Selection of an Effective Architecture for a Precursor Mission to Callisto 2003-01-2430
One startling realization that's come from NASA's explorations of the satellites of Jupiter and Saturn is that the so-called “habitable zone” around our Sun may not be restricted to Earth's vicinity. The Galileo mission found conditions that might support life on two Jovian moons-Europa & Callisto. This raises the possibility of habitable zones elsewhere near the outer planets.
Consideration of human missions beyond Mars, likely to occur sometime beyond the year 2040, exceeds the horizon of even the most advanced planning activities within NASA. During the next 25 to 30 years, robotic spacecraft are envisioned to explore several moons of outer planets, especially Europa and Titan. Since Callisto lies well outside Jupiter's radiation belt, and there is evidence of water ice there is a compelling rationale to send human explorers to that Jovian moon.

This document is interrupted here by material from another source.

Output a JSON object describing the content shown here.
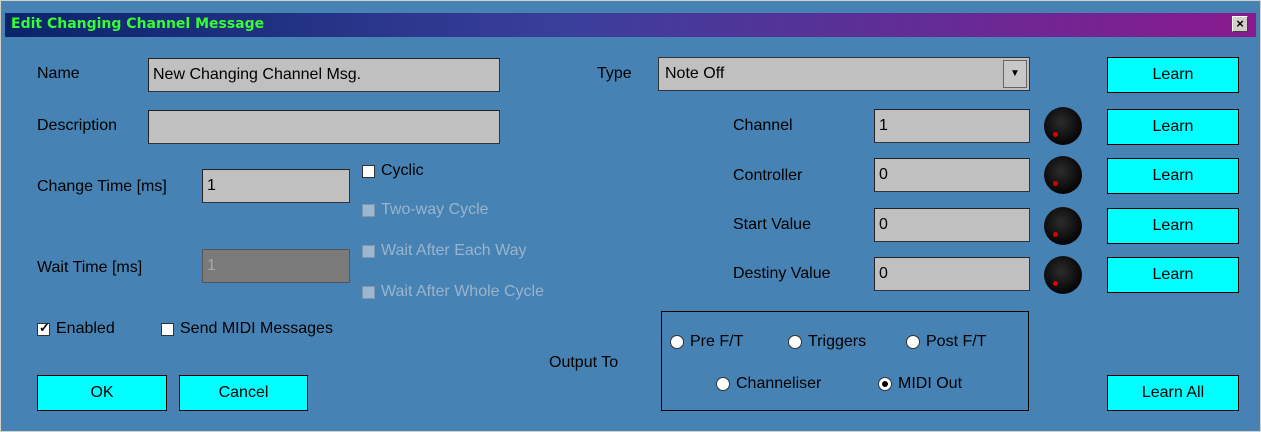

Human exploration of Callisto would most certainly require breakthroughs in the technologies of propulsion and power; in situ resource utilization, radiation protection; artificial gravity; vehicle reliability, and extreme autonomy. Well-planned, robust precursor mission(s) will be required to not only demonstrate such breakthroughs, but to also establish supporting infrastructure at Callisto to enable safe and efficient human operations on its surface.
This paper delineates an efficient and effective potential precursor mission architecture for making critical science measurements, and establishing sufficient infrastructure to facilitate human landing on Callisto. For orbiting, landing, and exploring the Callisto surface, the study addresses the problem of determining the tradeoff space in terms of hardware choices: monolithic, a large number of small, dexterous robotic, and their judicious combinations.